Isn’t it time to get educated on the diagnosis? You may think this way, and want to team up with your loved one on getting the process going. However, until a newly diagnosed patient has been able to cope with their emotional reaction to their diagnosis, he or she may not be ready to begin the information-gathering process. So don’t be surprised if you meet with resistance when you offer to get the process started, or if your loved one wants to keep you out of this process. Depending on the emotional reaction to the diagnosis, openness to information, and information-gathering styles, can present frustrations to caregivers who want to get the ball rolling.
Don’t Push a Newly Diagnosed Patient Toward the Computer.
For a number of reasons, newly diagnosed patients may avoid gathering information about their condition. It can be scary to read about the symptoms, especially those that they may not have experienced, as well as how it could potentially progress over time. Treatments and side effects can be even more frightening. And if you go online, the numbers of Websites, and the tons of information that they yield, can be totally overwhelming.

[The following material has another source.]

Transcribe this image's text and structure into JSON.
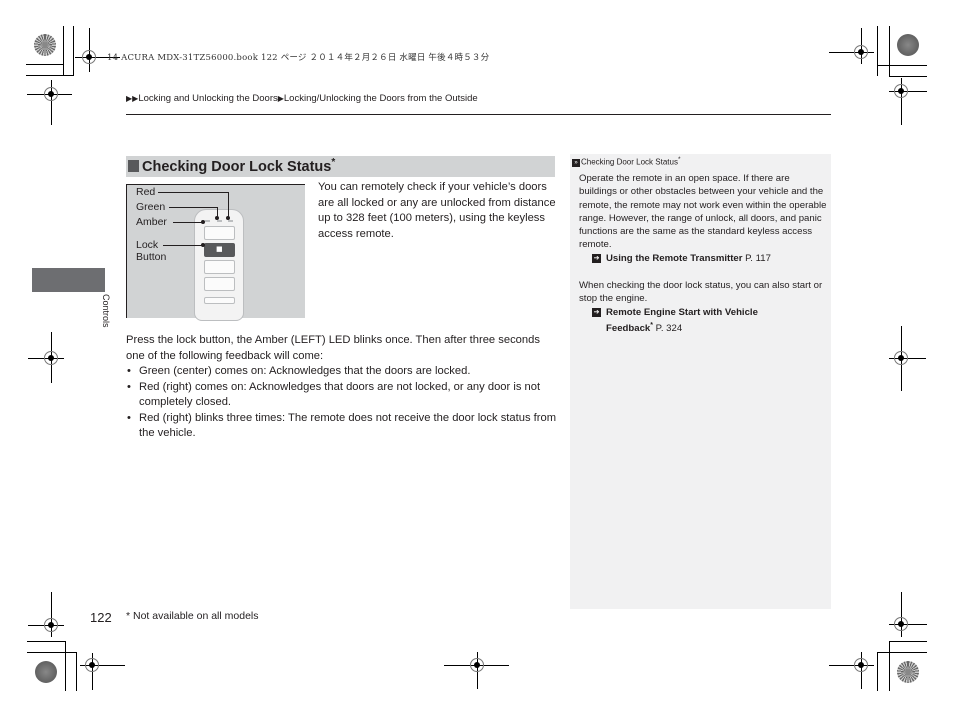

Offer to sit down with your friend or family member and sift through pamphlets, or go online together. Encourage your loved one to guide this process by asking where he or she would like to begin. What do they want to know about first? You might offer to take notes or to keep a list of questions that arise. What’s important is that the newly diagnosed patient feels supported but not like they are being pushed toward information that they may not be ready to read or think about. If you loved one is in Fight reaction, you may find that they want to take charge of the information-gathering to the point that they don’t want anyone else involved. A patient in Flight reaction may feel like they know enough already, or may be focusing their information gathering in a direction, such as a treatment option, that you don’t necessarily agree with. And if your loved one is in Freeze reaction, he or she may not even want to discuss the possibility of looking at any kind of information related to their condition, instead believing that it is unnecessary or even futile.
Here are some ideas for supporting a newly diagnosed patient in the information-gathering process, even if they resist you.
Make it known that you are on stand-by.
You have probably heard the term, “choose your battles.” Let your loved one know that you are standing by to help in not only gathering information, but making sense of it, whenever they are ready.
Do your own information-gathering.
It’s not realistic to remain uninformed even if your loved one is locking you out of this process. Find information on your own so that you can educate yourself on how to be a better support. And active information-gathering is a great way to cope with some of your own feelings of helplessness.
Let your loved one know you are getting informed.
You don’t need to surf the Web in secret. Gently inform your loved one that you want to be as educated as possible and are doing your own research.
Offer to share your information.
As you get educated, offer to share what you are learning. Use statements like: “I just found out about an interesting new treatment. Do you want to know about it?” or “I saw a great meal plan for helping you feel better. Do you want to try it?”
Be respectful of the control issue.
You and your loved one are feeling your own helplessness. One of the ways that newly diagnosed patients assert control is by maintaining control of information, even if this means avoiding it. Be mindful that pushing them to learn about their condition may only be met with resistance. So don’t push too hard.